We are told all the time in this country that freedom isn’t free. This is obviously true when it comes to our particular civil freedoms. They have to be defended and held at great cost, as we have seen over and over again in the wars of the last century. But is such freedom the best there is? Is it really so impossible to imagine the fullest possible freedom, which includes the freedom from constantly having to negotiate and purchase and assert our freedom? The truest freedom, the perfect freedom, the final freedom, can exist only as the perfect gift from a master whose freedom and authority are absolute.
But how would we know this master? How would we trust him? He would have to persuade us, somehow, that his intentions are pure. He would have to persuade us that his desire to own us is not just a bigger, more maniacal version of the usual human desire to rule, the usual human thirst for power and control. He would have to persuade us that his desire to own us is, actually, of no benefit to him at all—perhaps, even, that his desire to own us is, in some ways, against his interests, even to the point of his own life, his own dignity, his own freedom.

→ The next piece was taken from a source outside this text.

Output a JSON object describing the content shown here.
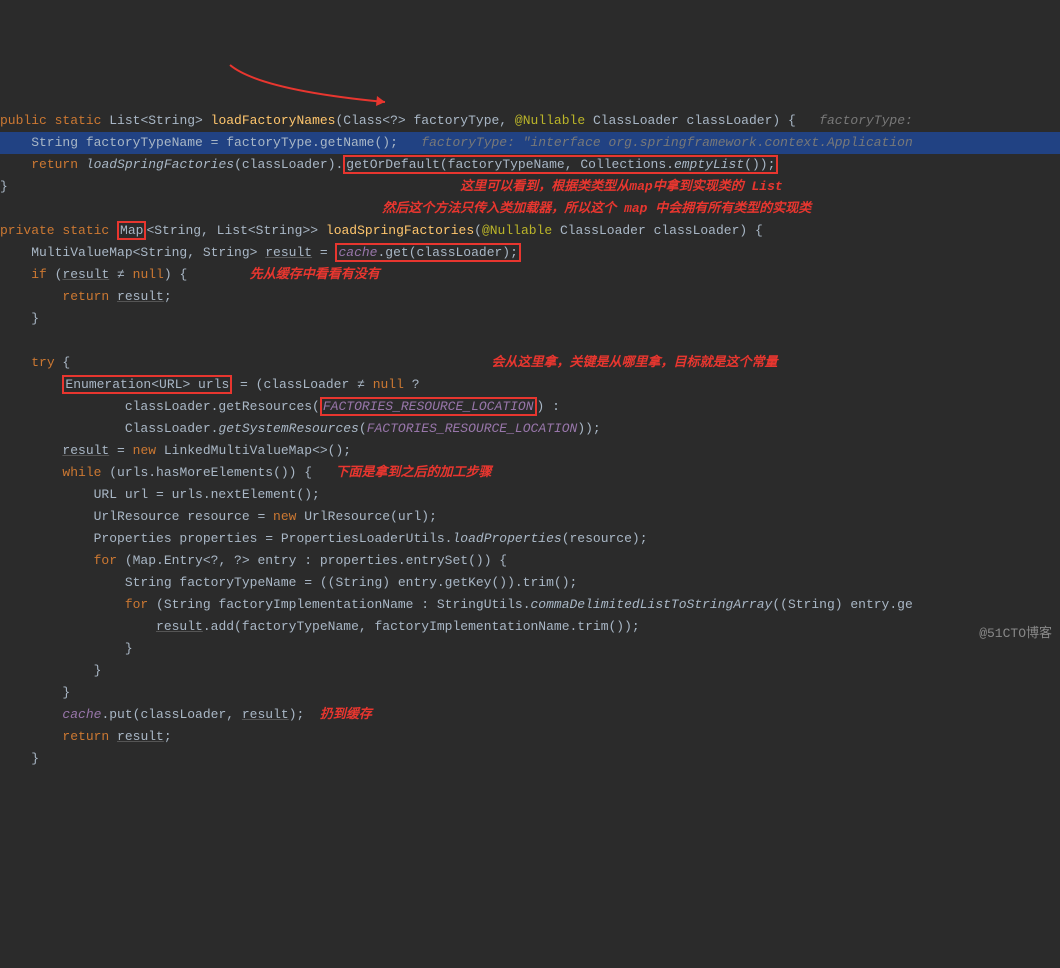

Maybe you can see where I’m going with this.
The God of Jesus Christ is trustworthy. Jesus is trustworthy, and he shows this in the most dramatic and persuasive way on the cross. He’s not in it for himself; he’s in it for us. He’s not out to control us in a selfish way. He’s not out to manipulate us for his own interests. He gains nothing. In fact, he loses everything. He sacrifices his freedom. And in his broken life, his slavery to the consequences of human evil, we begin to see the possibility that maybe this God-Man, in asking for our faith and service, isn’t asking for us to give up our dignity and our will, our individuality and our freedom; he wants to save it. He wants to save it all. He wants us to be really and truly free.

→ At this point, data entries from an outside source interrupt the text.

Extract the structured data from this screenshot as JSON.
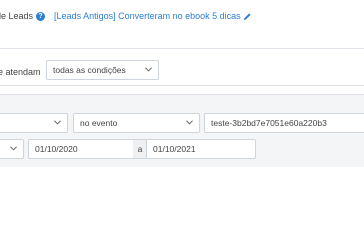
{
  "header": {
    "crumb": "de Leads",
    "help_icon": "?",
    "link_text": "[Leads Antigos] Converteram no ebook 5 dicas"
  },
  "filter": {
    "label_tail": "e atendam",
    "condition_select": "todas as condições"
  },
  "rule": {
    "event_select": "no evento",
    "event_value": "teste-3b2bd7e7051e60a220b3"
  },
  "dates": {
    "start": "01/10/2020",
    "sep": "a",
    "end": "01/10/2021"
  }
}
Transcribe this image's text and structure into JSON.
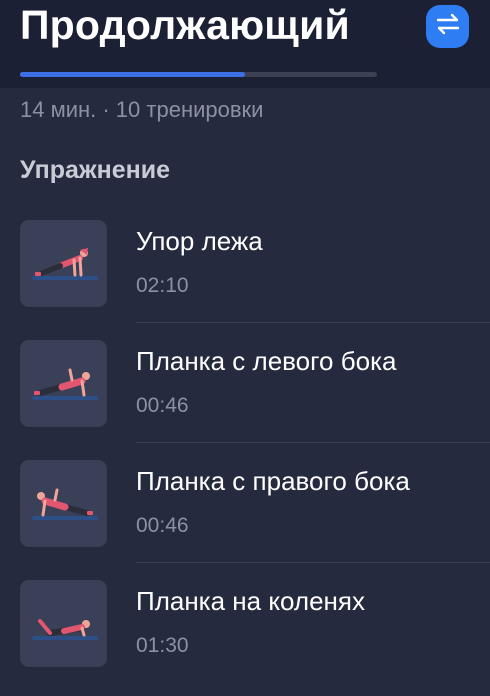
{
  "header": {
    "title": "Продолжающий",
    "switch_icon": "swap-arrows-icon",
    "progress_fraction": 0.63
  },
  "meta": {
    "text": "14 мин. · 10 тренировки"
  },
  "section": {
    "title": "Упражнение"
  },
  "colors": {
    "accent": "#2f7df3",
    "progress": "#3d6fe6",
    "background": "#252a3f",
    "header_background": "#1b2035",
    "muted_text": "#8c91a3"
  },
  "exercises": [
    {
      "name": "Упор лежа",
      "time": "02:10",
      "icon": "push-up-illustration"
    },
    {
      "name": "Планка с левого бока",
      "time": "00:46",
      "icon": "left-side-plank-illustration"
    },
    {
      "name": "Планка с правого бока",
      "time": "00:46",
      "icon": "right-side-plank-illustration"
    },
    {
      "name": "Планка на коленях",
      "time": "01:30",
      "icon": "knee-plank-illustration"
    }
  ]
}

And actually, that’s what faith is: freedom that comes from trust. We tend to think of faith as something in our heads—a question of believing that this or that thing is true. That is an important kind of faith. But the faith that Jesus speaks of, the faith that can move mountains—or, as he puts it in Luke, mulberry bushes—is the life of freedom based on trust in a perfect master. We can glimpse it, maybe, in the innocent, absolute, and yet completely rational trust of a child leaping from a high place into his father’s arms. Faith is the willingness to follow this strange, crucified God away from all the other things clamoring for our allegiance and into the future of God’s kingdom.
Know your place; know that you’re just a slave. If we’re talking about a human master, those words are chilling, oppressive, evil. But with God, they are the most beautiful, liberating words in the world.
And we need to hear those words. We forget whom we belong to. We belong to God, which means we don’t belong to our families. We don’t belong to our friends. We don’t belong to our careers. We don’t belong to our countries. We don’t even belong to ourselves.
It is so easy to be enslaved by all those things. I’m not going to say that none of those things matters. Of course every one of them matters. But they don’t have anything to do with who we are. We belong to God, and we are free because God loves us, not because of how successful we were at managing our own tiny moments of history. If we can accept that now, and live in the confidence of that knowledge, Jesus says we can move mountains. We can move the inner mountains of the soul and become the saints we were created to be. And we can move the external mountains of this life—whatever those are—and show the world God’s saving power.
As St. Paul writes in 2 Timothy, “God did not give us a spirit of cowardice but rather of power and love and self-control. So do not be ashamed of your testimony to our Lord . . . but bear your share of hardship for the gospel with the strength that comes from God.”